Landesgartenschau 2027 als Entwicklungstreiber für verbesserte Alltagsmobilität
Wetteraukreis. Die Mobilität im ländlichen Raum bekommt einen Plan: Die Steuerungsgruppe „Mobiles Oberhessen“ hat einen Strukturentwicklungsplan namens MOVIN‘ erarbeitet. Er überträgt aktuelle Forschungen zur Zukunft der Mobilität im ländlichen Raum auf die Region der ersten interkommunalen Landesgartenschau in Hessen 2027. Jetzt liegen erste Ergebnisse vor, um konkrete Maßnahmen anzustoßen. Der Steuerungsgruppe „Mobiles Oberhessen“ unter Leitung der Wirtschaftsförderung Wetterau gehören unter anderem Fachleute aus dem Nahverkehr, den Kommunen, dem Landkreis und Landesbehörden an. In Zusammenarbeit mit weiteren Expertinnen und Experten aus ganz Deutschland hat die Gruppe einen Strukturentwicklungsplan erarbeitet: „Mobiles Oberhessen – vernetzt, innovativ, nachhaltig“ oder kurz MOVIN`. Nun geht es an die Konkretisierung und Umsetzung. Als erstes ist eine Mobilitätsanalyse durchgeführt worden, finanziert vom Verein Oberhessen und vom Zweckverband Oberhessische Versorgungsbetriebe (ZOV).
Bedarfsgerechte Analyse
Wie sehen die Verkehrsströme in Oberhessen aus, und wie kann das Mobilitätsangebot verbessert werden? Die Mitglieder der Steuerungsgruppe waren sich einig: Um diese Fragen zu beantworten, muss eine datenbasierte Grundlage her. Die ioki GmbH, spezialisiert auf Verkehrsanalysen und die Entwicklung neuer Mobilitätsformen im ländlichen Raum, hat diese Analysen in den vergangenen Monaten durchgeführt.

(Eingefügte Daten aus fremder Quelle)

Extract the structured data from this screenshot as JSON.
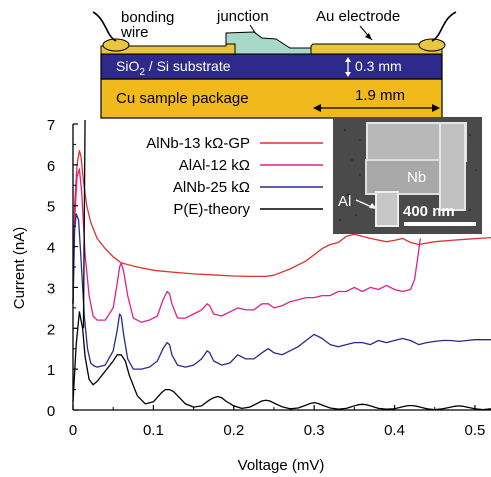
{
  "diagram": {
    "labels": {
      "bonding_wire_1": "bonding",
      "bonding_wire_2": "wire",
      "junction": "junction",
      "au_electrode": "Au electrode",
      "substrate_pre": "SiO",
      "substrate_sub": "2",
      "substrate_post": " / Si substrate",
      "thickness": "0.3 mm",
      "package": "Cu sample package",
      "width": "1.9 mm"
    },
    "colors": {
      "substrate": "#2e2a8c",
      "package": "#f2b91c",
      "electrode": "#e9c640",
      "junction": "#a8d8c8"
    }
  },
  "inset": {
    "label_nb": "Nb",
    "label_al": "Al",
    "scalebar": "400 nm"
  },
  "chart_data": {
    "type": "line",
    "xlabel": "Voltage (mV)",
    "ylabel": "Current (nA)",
    "xlim": [
      0,
      0.52
    ],
    "ylim": [
      0,
      7
    ],
    "xticks": [
      "0",
      "0.1",
      "0.2",
      "0.3",
      "0.4",
      "0.5"
    ],
    "yticks": [
      "0",
      "1",
      "2",
      "3",
      "4",
      "5",
      "6",
      "7"
    ],
    "legend_position": "top-center",
    "series": [
      {
        "name": "AlNb-13 kΩ-GP",
        "color": "#e03030",
        "x": [
          0,
          0.002,
          0.005,
          0.008,
          0.01,
          0.013,
          0.017,
          0.022,
          0.03,
          0.04,
          0.05,
          0.06,
          0.08,
          0.1,
          0.12,
          0.15,
          0.18,
          0.2,
          0.22,
          0.24,
          0.25,
          0.27,
          0.29,
          0.3,
          0.31,
          0.32,
          0.33,
          0.34,
          0.35,
          0.37,
          0.39,
          0.4,
          0.41,
          0.42,
          0.43,
          0.45,
          0.47,
          0.49,
          0.52
        ],
        "y": [
          2.6,
          5.0,
          6.0,
          6.35,
          6.2,
          5.6,
          5.0,
          4.6,
          4.2,
          3.95,
          3.75,
          3.6,
          3.5,
          3.42,
          3.38,
          3.33,
          3.3,
          3.28,
          3.27,
          3.27,
          3.3,
          3.45,
          3.65,
          3.8,
          3.95,
          4.05,
          4.1,
          4.25,
          4.3,
          4.2,
          4.12,
          4.15,
          4.2,
          4.1,
          4.05,
          4.12,
          4.15,
          4.18,
          4.22
        ]
      },
      {
        "name": "AlAl-12 kΩ",
        "color": "#e0208c",
        "x": [
          0,
          0.002,
          0.005,
          0.008,
          0.011,
          0.015,
          0.02,
          0.025,
          0.03,
          0.04,
          0.05,
          0.055,
          0.058,
          0.06,
          0.063,
          0.068,
          0.075,
          0.085,
          0.095,
          0.105,
          0.112,
          0.117,
          0.12,
          0.123,
          0.13,
          0.14,
          0.15,
          0.16,
          0.167,
          0.17,
          0.175,
          0.185,
          0.195,
          0.205,
          0.215,
          0.225,
          0.235,
          0.243,
          0.25,
          0.26,
          0.27,
          0.28,
          0.29,
          0.3,
          0.31,
          0.32,
          0.33,
          0.34,
          0.35,
          0.36,
          0.37,
          0.38,
          0.39,
          0.4,
          0.41,
          0.42,
          0.425,
          0.428,
          0.43,
          0.432
        ],
        "y": [
          2.6,
          4.6,
          5.7,
          5.9,
          5.3,
          3.8,
          2.8,
          2.3,
          2.2,
          2.2,
          2.5,
          3.1,
          3.5,
          3.6,
          3.4,
          2.8,
          2.25,
          2.15,
          2.2,
          2.3,
          2.7,
          2.9,
          2.85,
          2.6,
          2.25,
          2.25,
          2.35,
          2.45,
          2.6,
          2.55,
          2.35,
          2.3,
          2.4,
          2.5,
          2.45,
          2.45,
          2.6,
          2.6,
          2.5,
          2.55,
          2.65,
          2.7,
          2.75,
          2.75,
          2.8,
          2.8,
          2.9,
          2.9,
          3.0,
          2.9,
          3.0,
          2.95,
          3.05,
          2.95,
          2.9,
          2.95,
          3.2,
          3.6,
          3.9,
          4.2
        ]
      },
      {
        "name": "AlNb-25 kΩ",
        "color": "#2a2a8c",
        "x": [
          0,
          0.002,
          0.004,
          0.007,
          0.01,
          0.014,
          0.018,
          0.022,
          0.026,
          0.03,
          0.04,
          0.05,
          0.055,
          0.058,
          0.06,
          0.063,
          0.068,
          0.075,
          0.085,
          0.095,
          0.105,
          0.112,
          0.117,
          0.12,
          0.123,
          0.13,
          0.14,
          0.15,
          0.16,
          0.167,
          0.17,
          0.175,
          0.185,
          0.195,
          0.205,
          0.215,
          0.225,
          0.235,
          0.243,
          0.25,
          0.26,
          0.27,
          0.28,
          0.29,
          0.3,
          0.31,
          0.32,
          0.33,
          0.34,
          0.35,
          0.36,
          0.37,
          0.38,
          0.39,
          0.4,
          0.41,
          0.42,
          0.43,
          0.44,
          0.45,
          0.46,
          0.47,
          0.48,
          0.49,
          0.5,
          0.52
        ],
        "y": [
          2.6,
          4.4,
          4.8,
          4.65,
          3.7,
          2.3,
          1.5,
          1.15,
          1.08,
          1.05,
          1.1,
          1.45,
          1.95,
          2.35,
          2.3,
          1.85,
          1.25,
          1.0,
          1.0,
          1.05,
          1.2,
          1.5,
          1.65,
          1.6,
          1.35,
          1.1,
          1.05,
          1.1,
          1.25,
          1.45,
          1.4,
          1.2,
          1.1,
          1.15,
          1.35,
          1.25,
          1.25,
          1.4,
          1.5,
          1.4,
          1.35,
          1.45,
          1.55,
          1.7,
          1.85,
          1.75,
          1.6,
          1.55,
          1.6,
          1.65,
          1.65,
          1.6,
          1.7,
          1.65,
          1.7,
          1.75,
          1.7,
          1.6,
          1.65,
          1.68,
          1.7,
          1.7,
          1.68,
          1.7,
          1.72,
          1.72
        ]
      },
      {
        "name": "P(E)-theory",
        "color": "#000000",
        "x": [
          0,
          0.004,
          0.008,
          0.012,
          0.015,
          0.02,
          0.025,
          0.03,
          0.04,
          0.05,
          0.055,
          0.06,
          0.065,
          0.07,
          0.08,
          0.09,
          0.1,
          0.11,
          0.115,
          0.12,
          0.125,
          0.13,
          0.14,
          0.15,
          0.16,
          0.17,
          0.175,
          0.18,
          0.185,
          0.19,
          0.2,
          0.21,
          0.22,
          0.23,
          0.235,
          0.24,
          0.245,
          0.25,
          0.26,
          0.27,
          0.28,
          0.29,
          0.295,
          0.3,
          0.305,
          0.31,
          0.32,
          0.33,
          0.34,
          0.35,
          0.355,
          0.36,
          0.365,
          0.37,
          0.38,
          0.39,
          0.4,
          0.41,
          0.415,
          0.42,
          0.425,
          0.43,
          0.44,
          0.45,
          0.46,
          0.47,
          0.475,
          0.48,
          0.485,
          0.49,
          0.5,
          0.51,
          0.52
        ],
        "y": [
          0.2,
          1.6,
          2.4,
          2.0,
          1.3,
          0.75,
          0.62,
          0.7,
          0.95,
          1.2,
          1.35,
          1.35,
          1.2,
          0.85,
          0.35,
          0.15,
          0.2,
          0.42,
          0.5,
          0.5,
          0.45,
          0.35,
          0.15,
          0.07,
          0.1,
          0.25,
          0.3,
          0.33,
          0.3,
          0.22,
          0.1,
          0.04,
          0.07,
          0.17,
          0.22,
          0.24,
          0.22,
          0.17,
          0.08,
          0.03,
          0.05,
          0.12,
          0.16,
          0.18,
          0.16,
          0.12,
          0.05,
          0.02,
          0.04,
          0.1,
          0.13,
          0.14,
          0.13,
          0.1,
          0.04,
          0.02,
          0.03,
          0.08,
          0.1,
          0.11,
          0.1,
          0.08,
          0.03,
          0.01,
          0.03,
          0.07,
          0.09,
          0.1,
          0.09,
          0.07,
          0.03,
          0.01,
          0.03
        ]
      }
    ]
  }
}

Nach einer Simulation von über 300.000 Bewegungsmustern in der Region von Echzell über Schotten bis nach Büdingen zeigen die Daten: Nur 7% der Wege werden derzeit im öffentlichen Verkehr zurückgelegt. Das liegt hauptsächlich an der langen Reisezeit, die oft selbst für kürzere Strecken nötig ist. Der Grund ist ein altbekanntes Problem im öffentlichen Verkehr ländlicher Räume: Je schwächer die Auslastung, desto niedriger die Rentabilität, desto schlechter das Angebot, desto schwächer die Auslastung – ein Teufelskreis. Kein Wunder, dass mit 61% ein Großteil der Wege mit dem Pkw bestritten wird, denn es gibt keine konkurrenzfähigen und bedarfsgerechten Alternativen. Der Anteil des Radverkehrs an der Gesamtfortbewegung liegt bei 7%.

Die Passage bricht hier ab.